Penn State Football: Glenn Carson Fighting to Remain Man in the Middle
Junior middle linebacker Glenn Carson has found himself in a position battle heading into fall camp with junior Khairi Fortt.
It’s the only linebacking position open, as Gerald Hodges and Mike Mauti already hold down two starting spots.
So, what’s it gonna be? Fight or flight?
“I came to this school, linebacker university, for a reason,” Carson said. “Because there’s a lot of good linebackers and I’ll always be in a competition with someone. It’s something I came to this school expecting, and in the end it’s gonna make the both of us a better player, so we’ll see how it all plays out.”
Fortt, who missed most of the spring and underwent surgery in late April because of a subluxation of his right kneecap, was limited in his participation at Friday’s Lift for Life charity event. He should be full-go when camp opens Aug. 6.
Carson made 12 of 13 starts a year ago, finishing fourth on the team with 74 total tackles, forcing two fumbles and recovering one. He set a career high with 11 tackles against the would-be national champs, Alabama, and then tied that number in a victory at Ohio State in November.
His offseason focus under first-year strength and conditioning coach Craig Fitzgerald has been speed, with the hope it helps improve his pass defense.
As the man in the middle, Carson is responsible for calling the defensive keys and making pre-snap adjustments as necessary, another change he’s had to tackle with a new coaching regime featuring defensive coordinator Ted Roof.
“We’ve basically had to erase everything that we’ve known for the past 2-3 years and completely learn something completely new,” said Carson, who said his weight is still around the 240 pounds he played with last season.
It helps being flanked by Hodges and Mauti, two guys who landed on the preseason watch list for the Butkus Award, given to the country’s top linebacker.

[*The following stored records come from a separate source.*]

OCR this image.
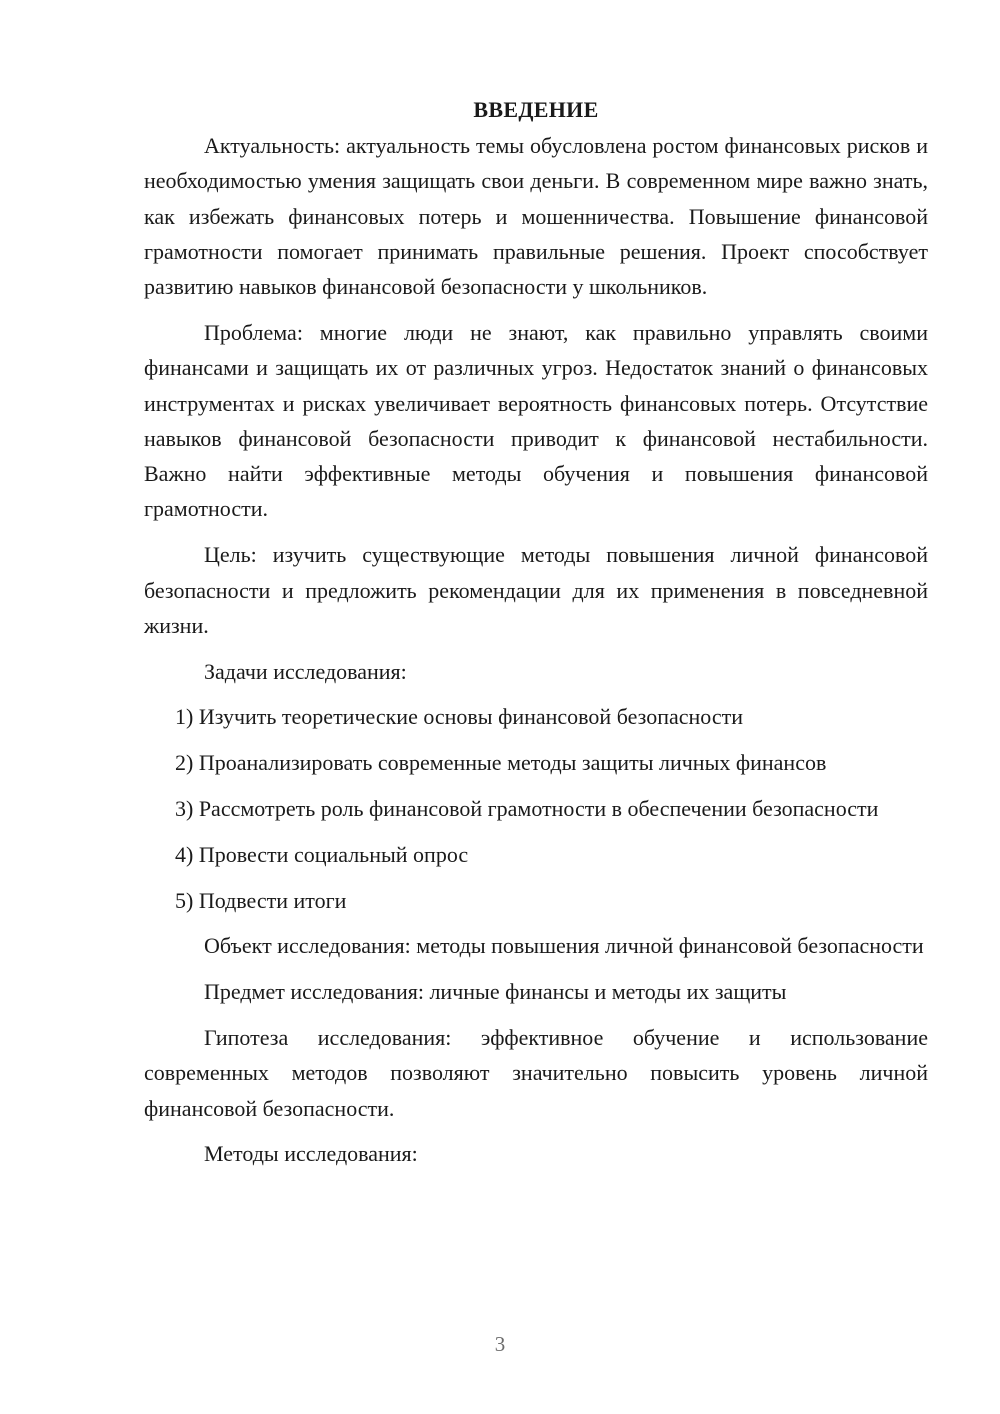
ВВЕДЕНИЕ

Актуальность: актуальность темы обусловлена ростом финансовых рисков и необходимостью умения защищать свои деньги. В современном мире важно знать, как избежать финансовых потерь и мошенничества. Повышение финансовой грамотности помогает принимать правильные решения. Проект способствует развитию навыков финансовой безопасности у школьников.

Проблема: многие люди не знают, как правильно управлять своими финансами и защищать их от различных угроз. Недостаток знаний о финансовых инструментах и рисках увеличивает вероятность финансовых потерь. Отсутствие навыков финансовой безопасности приводит к финансовой нестабильности. Важно найти эффективные методы обучения и повышения финансовой грамотности.

Цель: изучить существующие методы повышения личной финансовой безопасности и предложить рекомендации для их применения в повседневной жизни.

Задачи исследования:

1) Изучить теоретические основы финансовой безопасности

2) Проанализировать современные методы защиты личных финансов

3) Рассмотреть роль финансовой грамотности в обеспечении безопасности

4) Провести социальный опрос

5) Подвести итоги

Объект исследования: методы повышения личной финансовой безопасности

Предмет исследования: личные финансы и методы их защиты

Гипотеза исследования: эффективное обучение и использование современных методов позволяют значительно повысить уровень личной финансовой безопасности.

Методы исследования:

3
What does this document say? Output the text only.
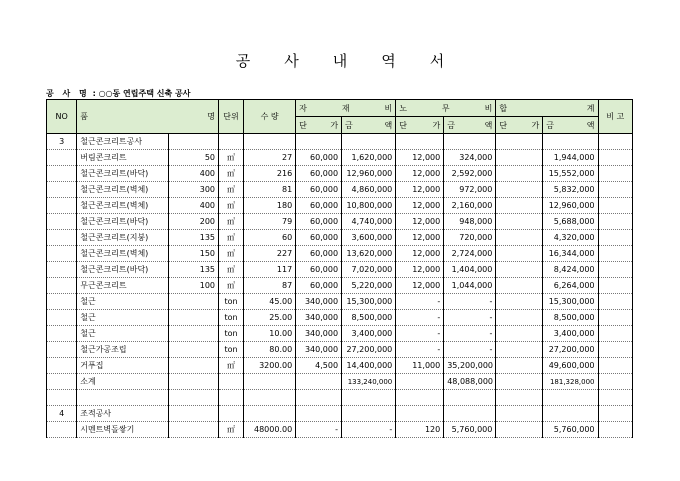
공사내역서
공 사 명 : ○○동 연립주택 신축 공사
NO	품 명		단위	수 량	자 재 비		노 무 비		합 계		비 고
					단 가	금 액	단 가	금 액	단 가	금 액	
3	철근콘크리트공사										
	버림콘크리트	50	㎥	27	60,000	1,620,000	12,000	324,000		1,944,000	
	철근콘크리트(바닥)	400	㎥	216	60,000	12,960,000	12,000	2,592,000		15,552,000	
	철근콘크리트(벽체)	300	㎥	81	60,000	4,860,000	12,000	972,000		5,832,000	
	철근콘크리트(벽체)	400	㎥	180	60,000	10,800,000	12,000	2,160,000		12,960,000	
	철근콘크리트(바닥)	200	㎥	79	60,000	4,740,000	12,000	948,000		5,688,000	
	철근콘크리트(지붕)	135	㎥	60	60,000	3,600,000	12,000	720,000		4,320,000	
	철근콘크리트(벽체)	150	㎥	227	60,000	13,620,000	12,000	2,724,000		16,344,000	
	철근콘크리트(바닥)	135	㎥	117	60,000	7,020,000	12,000	1,404,000		8,424,000	
	무근콘크리트	100	㎥	87	60,000	5,220,000	12,000	1,044,000		6,264,000	
	철근		ton	45.00	340,000	15,300,000	-	-		15,300,000	
	철근		ton	25.00	340,000	8,500,000	-	-		8,500,000	
	철근		ton	10.00	340,000	3,400,000	-	-		3,400,000	
	철근가공조립		ton	80.00	340,000	27,200,000	-	-		27,200,000	
	거푸집		㎡	3200.00	4,500	14,400,000	11,000	35,200,000		49,600,000	
	소계					133,240,000		48,088,000		181,328,000	

4	조적공사										
	시멘트벽돌쌓기		㎡	48000.00	-	-	120	5,760,000		5,760,000	
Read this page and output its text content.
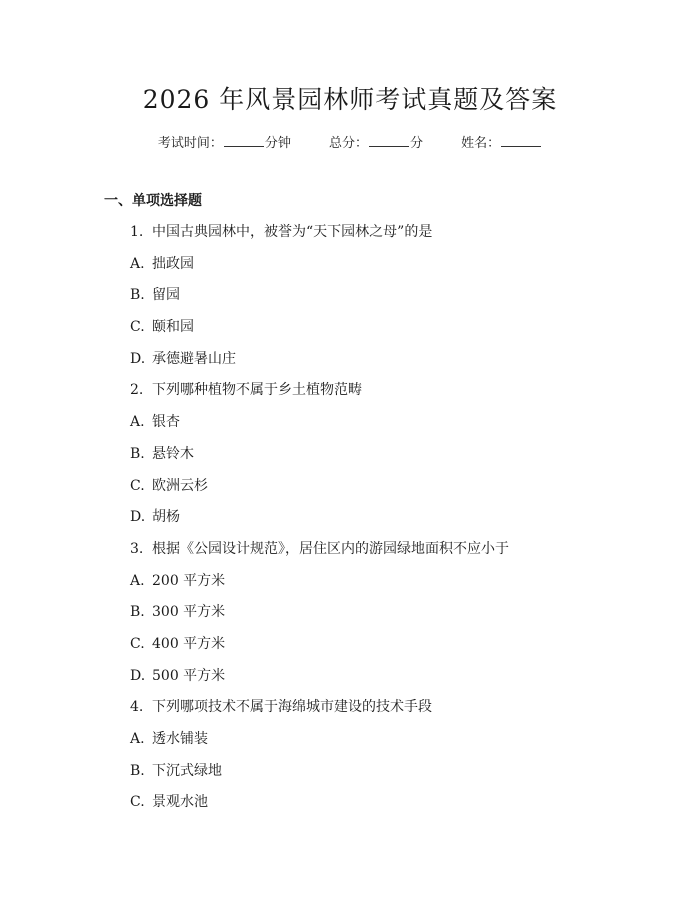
2026 年风景园林师考试真题及答案
考试时间：	分钟	总分：	分	姓名：
一、单项选择题
1. 中国古典园林中，被誉为“天下园林之母”的是
A. 拙政园
B. 留园
C. 颐和园
D. 承德避暑山庄
2. 下列哪种植物不属于乡土植物范畴
A. 银杏
B. 悬铃木
C. 欧洲云杉
D. 胡杨
3. 根据《公园设计规范》，居住区内的游园绿地面积不应小于
A. 200 平方米
B. 300 平方米
C. 400 平方米
D. 500 平方米
4. 下列哪项技术不属于海绵城市建设的技术手段
A. 透水铺装
B. 下沉式绿地
C. 景观水池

“The thing that’s most important to me is they’re the type of guys that I can go to war with and I can trust,” Carson said. “And when we’re in tough, hot situations, I know they’re guys that won’t crumble.”
Penn State’s defense was in a lot of those situations last seasons, hampered by its own offense. To wit:
• Penn State ranked 95th nationally in total offense
• Out of 120 FBS teams, only 11 scored fewer than Penn State’s 29 touchdowns
• Penn State ranked 112th in passing efficiency
• The Nittany Lions converted less than 37 percent of their third downs, 96th in the country.
“I think our defense enjoyed it,” Carson said. “We accepted the challenge and rose to the occasion. When bad things happened, we kind of came out there with a smile on our face like, here comes another challenge for us, and this can be fun. Let’s just go show everybody how good of a defense we are.”